A demonstration against the dismissal of P&O Ferries workers at the Port of Liverpool. Photograph: Peter Byrne/PA

Britain’s top union leader has written to the business secretary, Kwasi Kwarteng, to warn the government that dropping plans to legislate for tougher employment rights after mass sackings at P&O Ferries would “side with bad bosses”.

Frances O’Grady, the general secretary of the Trades Union Congress, said the UK needed urgent “proper legislation” through an employment bill promised by ministers more than two years ago but repeatedly delayed.

It emerged over the weekend that the government would leave the long-awaited reforms out of the Queen’s speech in May, when the government lays out its plans for the coming parliamentary session. It first promised an employment bill in December 2019 after Boris Johnson’s general election victory, claimed as a way to improve UK workers’ rights after Brexit.

O’Grady said a failure to bring forward the plan would give a “green light to rogue employers to treat staff like disposable labour”, particularly after critics said P&O Ferries had exposed the government’s weak position to tackle abuses.

The Dubai-owned ferry operator provoked outrage across the political spectrum last month by sacking nearly 800 workers without the consultations required by law, and then admitting that it had done so deliberately. The firm is facing criminal and civil investigations.

“There is no excuse for delay,” said O’Grady. “If the government breaks its promise to enhance workers’ rights, working people will have been conned and betrayed.

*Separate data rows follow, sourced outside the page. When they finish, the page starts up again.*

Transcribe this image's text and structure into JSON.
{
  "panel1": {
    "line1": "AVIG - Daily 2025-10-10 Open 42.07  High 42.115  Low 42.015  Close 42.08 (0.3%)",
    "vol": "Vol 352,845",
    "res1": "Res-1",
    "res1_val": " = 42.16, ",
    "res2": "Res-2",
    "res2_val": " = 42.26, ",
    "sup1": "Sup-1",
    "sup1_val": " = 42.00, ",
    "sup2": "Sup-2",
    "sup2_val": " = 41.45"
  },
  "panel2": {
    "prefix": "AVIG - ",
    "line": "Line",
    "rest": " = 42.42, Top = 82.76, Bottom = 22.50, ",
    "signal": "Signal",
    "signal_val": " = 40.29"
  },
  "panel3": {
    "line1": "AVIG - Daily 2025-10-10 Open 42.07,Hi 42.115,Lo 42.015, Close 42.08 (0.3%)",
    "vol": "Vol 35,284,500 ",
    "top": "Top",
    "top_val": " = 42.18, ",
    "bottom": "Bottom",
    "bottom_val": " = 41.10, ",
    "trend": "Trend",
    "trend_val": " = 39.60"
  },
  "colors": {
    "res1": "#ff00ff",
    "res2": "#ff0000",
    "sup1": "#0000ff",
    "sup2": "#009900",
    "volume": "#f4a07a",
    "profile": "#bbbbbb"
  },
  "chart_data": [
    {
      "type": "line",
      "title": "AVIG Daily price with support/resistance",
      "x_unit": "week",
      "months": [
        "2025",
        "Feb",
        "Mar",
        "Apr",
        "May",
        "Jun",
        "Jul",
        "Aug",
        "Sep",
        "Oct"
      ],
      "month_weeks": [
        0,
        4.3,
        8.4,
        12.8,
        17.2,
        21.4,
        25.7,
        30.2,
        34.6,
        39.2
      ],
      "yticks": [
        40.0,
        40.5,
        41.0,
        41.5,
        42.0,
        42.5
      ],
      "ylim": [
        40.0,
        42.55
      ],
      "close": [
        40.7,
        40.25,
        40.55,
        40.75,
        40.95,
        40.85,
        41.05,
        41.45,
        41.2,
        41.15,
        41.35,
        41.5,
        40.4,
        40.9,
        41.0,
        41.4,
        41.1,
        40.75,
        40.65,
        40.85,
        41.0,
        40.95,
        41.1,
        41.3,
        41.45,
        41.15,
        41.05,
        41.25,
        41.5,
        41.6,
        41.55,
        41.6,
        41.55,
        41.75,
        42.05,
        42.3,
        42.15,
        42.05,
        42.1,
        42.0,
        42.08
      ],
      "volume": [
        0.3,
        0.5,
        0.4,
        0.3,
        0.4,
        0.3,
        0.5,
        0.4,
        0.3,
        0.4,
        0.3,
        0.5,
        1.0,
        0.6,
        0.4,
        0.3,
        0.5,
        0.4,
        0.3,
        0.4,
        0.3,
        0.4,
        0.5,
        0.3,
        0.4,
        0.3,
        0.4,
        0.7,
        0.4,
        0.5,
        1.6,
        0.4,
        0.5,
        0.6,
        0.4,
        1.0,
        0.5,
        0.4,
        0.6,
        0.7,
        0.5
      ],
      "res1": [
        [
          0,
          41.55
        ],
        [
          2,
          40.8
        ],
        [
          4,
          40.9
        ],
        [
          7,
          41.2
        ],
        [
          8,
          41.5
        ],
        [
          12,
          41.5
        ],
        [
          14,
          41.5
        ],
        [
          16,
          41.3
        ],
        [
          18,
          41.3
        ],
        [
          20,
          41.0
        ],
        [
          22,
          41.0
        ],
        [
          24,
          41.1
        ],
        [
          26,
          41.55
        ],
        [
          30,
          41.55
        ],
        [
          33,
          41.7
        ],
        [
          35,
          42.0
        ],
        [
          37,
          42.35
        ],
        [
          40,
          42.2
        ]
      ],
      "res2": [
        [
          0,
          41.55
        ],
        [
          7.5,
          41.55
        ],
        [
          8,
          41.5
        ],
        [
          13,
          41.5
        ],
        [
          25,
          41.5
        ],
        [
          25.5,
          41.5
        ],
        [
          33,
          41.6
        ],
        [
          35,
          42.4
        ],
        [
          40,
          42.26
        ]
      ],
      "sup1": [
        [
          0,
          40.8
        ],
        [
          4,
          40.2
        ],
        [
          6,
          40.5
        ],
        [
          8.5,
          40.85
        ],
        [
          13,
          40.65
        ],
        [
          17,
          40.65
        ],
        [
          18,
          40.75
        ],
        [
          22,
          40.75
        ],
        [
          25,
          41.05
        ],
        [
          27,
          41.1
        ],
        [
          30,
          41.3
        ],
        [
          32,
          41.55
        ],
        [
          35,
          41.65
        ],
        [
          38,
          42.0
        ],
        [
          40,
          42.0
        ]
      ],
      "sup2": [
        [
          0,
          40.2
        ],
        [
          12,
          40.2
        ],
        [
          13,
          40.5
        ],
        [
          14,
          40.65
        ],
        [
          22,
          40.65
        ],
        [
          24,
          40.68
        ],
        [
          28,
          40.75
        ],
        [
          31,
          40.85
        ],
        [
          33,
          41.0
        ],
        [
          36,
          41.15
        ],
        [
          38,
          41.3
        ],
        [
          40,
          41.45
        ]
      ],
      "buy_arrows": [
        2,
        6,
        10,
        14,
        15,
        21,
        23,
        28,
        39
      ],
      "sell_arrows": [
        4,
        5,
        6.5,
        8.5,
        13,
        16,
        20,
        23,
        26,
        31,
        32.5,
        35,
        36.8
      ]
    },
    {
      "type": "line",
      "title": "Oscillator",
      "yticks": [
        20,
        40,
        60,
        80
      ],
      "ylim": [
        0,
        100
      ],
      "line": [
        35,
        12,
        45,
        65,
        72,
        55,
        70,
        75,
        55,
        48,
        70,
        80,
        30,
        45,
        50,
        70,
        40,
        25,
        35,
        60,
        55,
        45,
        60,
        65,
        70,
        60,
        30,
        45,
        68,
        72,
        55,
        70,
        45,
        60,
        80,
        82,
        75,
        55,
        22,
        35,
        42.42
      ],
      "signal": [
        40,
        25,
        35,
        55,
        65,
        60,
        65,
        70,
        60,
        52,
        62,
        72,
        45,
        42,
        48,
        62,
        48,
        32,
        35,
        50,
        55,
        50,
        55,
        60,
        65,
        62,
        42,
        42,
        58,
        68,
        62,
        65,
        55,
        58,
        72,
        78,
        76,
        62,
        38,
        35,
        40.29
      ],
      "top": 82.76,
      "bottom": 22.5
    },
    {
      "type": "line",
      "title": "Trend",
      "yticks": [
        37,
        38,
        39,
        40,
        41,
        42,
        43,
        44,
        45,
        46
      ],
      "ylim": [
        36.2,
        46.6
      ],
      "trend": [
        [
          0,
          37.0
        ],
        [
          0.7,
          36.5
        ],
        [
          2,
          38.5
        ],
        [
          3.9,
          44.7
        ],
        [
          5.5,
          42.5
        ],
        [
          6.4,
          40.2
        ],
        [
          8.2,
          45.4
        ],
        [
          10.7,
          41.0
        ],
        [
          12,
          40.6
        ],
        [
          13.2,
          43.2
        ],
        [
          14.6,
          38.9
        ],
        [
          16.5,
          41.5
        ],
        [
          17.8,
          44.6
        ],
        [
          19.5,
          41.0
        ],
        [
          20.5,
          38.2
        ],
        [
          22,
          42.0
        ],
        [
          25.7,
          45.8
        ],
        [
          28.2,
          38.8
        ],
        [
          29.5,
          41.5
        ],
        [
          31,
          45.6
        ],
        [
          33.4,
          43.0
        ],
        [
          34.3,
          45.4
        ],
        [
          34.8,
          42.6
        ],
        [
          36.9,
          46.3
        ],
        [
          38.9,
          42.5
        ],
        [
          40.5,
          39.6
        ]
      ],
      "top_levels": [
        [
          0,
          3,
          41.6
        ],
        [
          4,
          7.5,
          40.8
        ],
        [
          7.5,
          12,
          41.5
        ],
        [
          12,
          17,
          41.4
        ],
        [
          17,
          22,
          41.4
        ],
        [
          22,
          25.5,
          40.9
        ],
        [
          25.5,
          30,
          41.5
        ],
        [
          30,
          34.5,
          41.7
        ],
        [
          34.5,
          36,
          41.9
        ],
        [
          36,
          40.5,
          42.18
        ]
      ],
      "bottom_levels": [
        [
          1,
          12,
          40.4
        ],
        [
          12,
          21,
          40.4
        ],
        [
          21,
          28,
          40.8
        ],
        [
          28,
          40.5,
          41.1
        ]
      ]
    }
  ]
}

“Without new laws to protect people at work there is nothing stopping P&O-type scandals from happening again in the future.”

Officials in the Cabinet Office have stopped working on the bill, meaning it is unlikely to make the speech, the Financial Times reported last week, citing three unnamed officials. A government source said the contents of the Queen’s speech had not yet been agreed upon.

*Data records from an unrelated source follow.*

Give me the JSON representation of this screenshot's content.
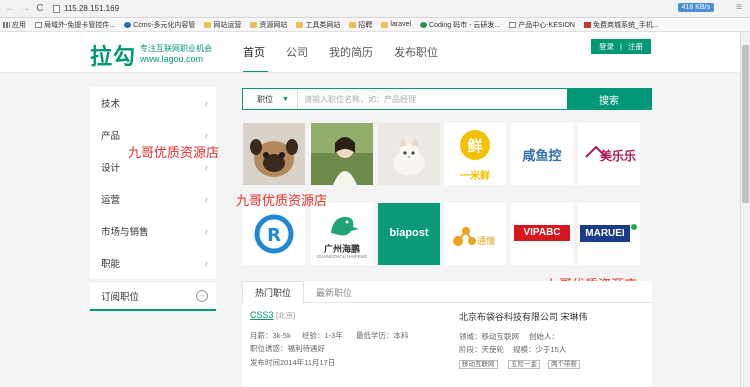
{
  "browser": {
    "url": "115.28.151.169",
    "speed": "418 KB/s",
    "bookmarks": [
      "应用",
      "局域外-免提卡管控件...",
      "Ccms-多元化内容管",
      "网站运营",
      "资源网站",
      "工具类网站",
      "招聘",
      "laravel",
      "Coding 码市 - 云研发...",
      "产品中心-KESION",
      "免费商城系统_手机..."
    ]
  },
  "header": {
    "logo": "拉勾",
    "slogan": "专注互联网职业机会",
    "domain": "www.lagou.com",
    "nav": [
      "首页",
      "公司",
      "我的简历",
      "发布职位"
    ],
    "login": "登录",
    "divider": "|",
    "register": "注册"
  },
  "sidebar": {
    "items": [
      "技术",
      "产品",
      "设计",
      "运营",
      "市场与销售",
      "职能"
    ],
    "subscribe": "订阅职位"
  },
  "search": {
    "category": "职位",
    "placeholder": "请输入职位名称，如：产品经理",
    "button": "搜索"
  },
  "companies": {
    "yimixian": "一米鲜",
    "xianyukong": "咸鱼控",
    "meilele": "美乐乐",
    "guangzhou_haipeng": "广州海鹏",
    "guangzhou_haipeng_en": "GUANGZHOU HAIPENG",
    "biapost": "biapost",
    "tongchuang": "通懂",
    "vipabc": "VIPABC",
    "marvel": "MARUEI"
  },
  "watermark": "九哥优质资源店",
  "jobs": {
    "tabs": [
      "热门职位",
      "最新职位"
    ],
    "first": {
      "title": "CSS3",
      "city": "[北京]",
      "salary": "月薪：3k-5k",
      "experience": "经验：1-3年",
      "education": "最低学历：本科",
      "temptation": "职位诱惑：福利待遇好",
      "published": "发布时间2014年11月17日",
      "company": "北京布袋谷科技有限公司 宋琳伟",
      "field": "领域：移动互联网",
      "founder": "创始人：",
      "stage": "阶段：天使轮",
      "scale": "规模：少于15人",
      "tags": [
        "移动互联网",
        "五险一金",
        "两个带薪"
      ]
    }
  }
}
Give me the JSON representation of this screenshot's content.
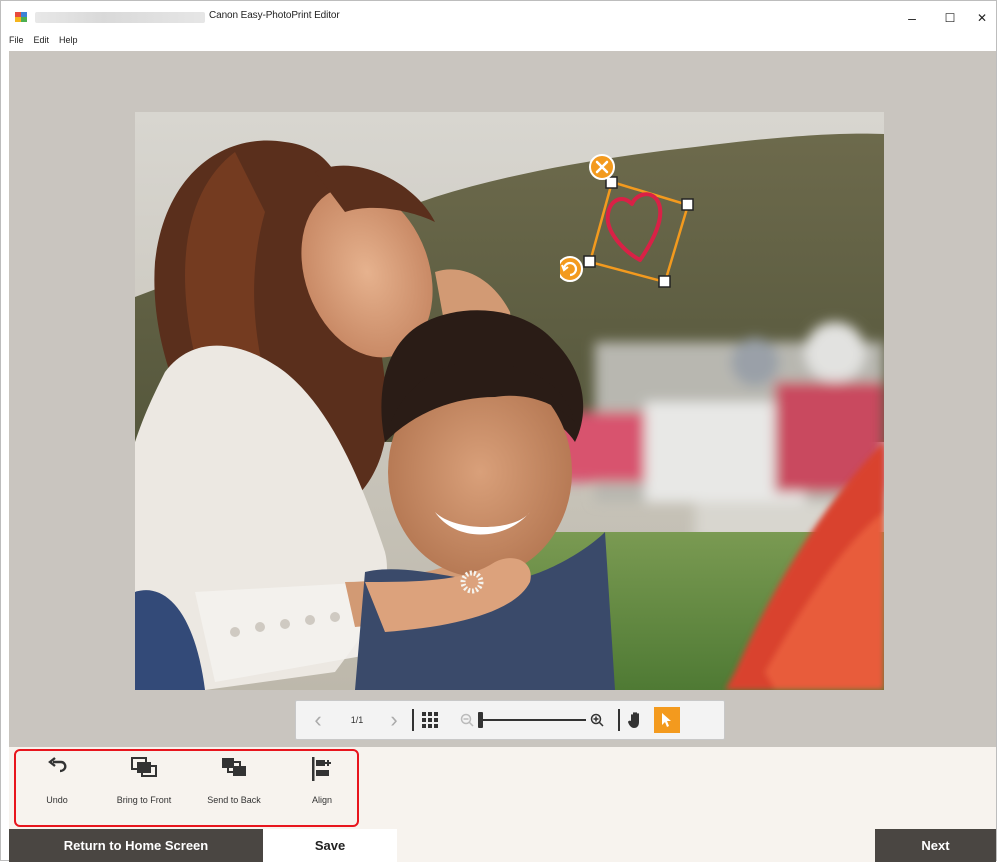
{
  "window": {
    "title": "Canon Easy-PhotoPrint Editor",
    "minimize": "–",
    "maximize": "☐",
    "close": "✕"
  },
  "menu": [
    "File",
    "Edit",
    "Help"
  ],
  "nav": {
    "page_indicator": "1/1",
    "prev": "‹",
    "next": "›"
  },
  "zoom_level_fraction": 0.0,
  "tools": [
    {
      "label": "Undo",
      "icon": "undo-icon"
    },
    {
      "label": "Bring to Front",
      "icon": "bring-to-front-icon"
    },
    {
      "label": "Send to Back",
      "icon": "send-to-back-icon"
    },
    {
      "label": "Align",
      "icon": "align-icon"
    }
  ],
  "footer": {
    "home": "Return to Home Screen",
    "save": "Save",
    "next": "Next"
  },
  "colors": {
    "accent": "#f39a1e",
    "dark_button": "#4a4642",
    "highlight": "#e8151d",
    "heart": "#d92146",
    "panel": "#f7f3ee",
    "canvas": "#c9c5bf"
  }
}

The bill would have introduced protections against pregnancy discrimination, and the creation of a single enforcement body for employment rights to ensure that abuses do not fall in the gaps between different regulators, as well making the right to flexible working patterns the default option unless employers have a good reason not to.

A government spokesman said: “We are committed to building a high-skilled, high-productivity, high-wage economy that delivers on our ambition to make the UK the best place in the world to work.

“This includes ensuring workers’ rights are robustly protected while also fostering a dynamic and flexible labour market.”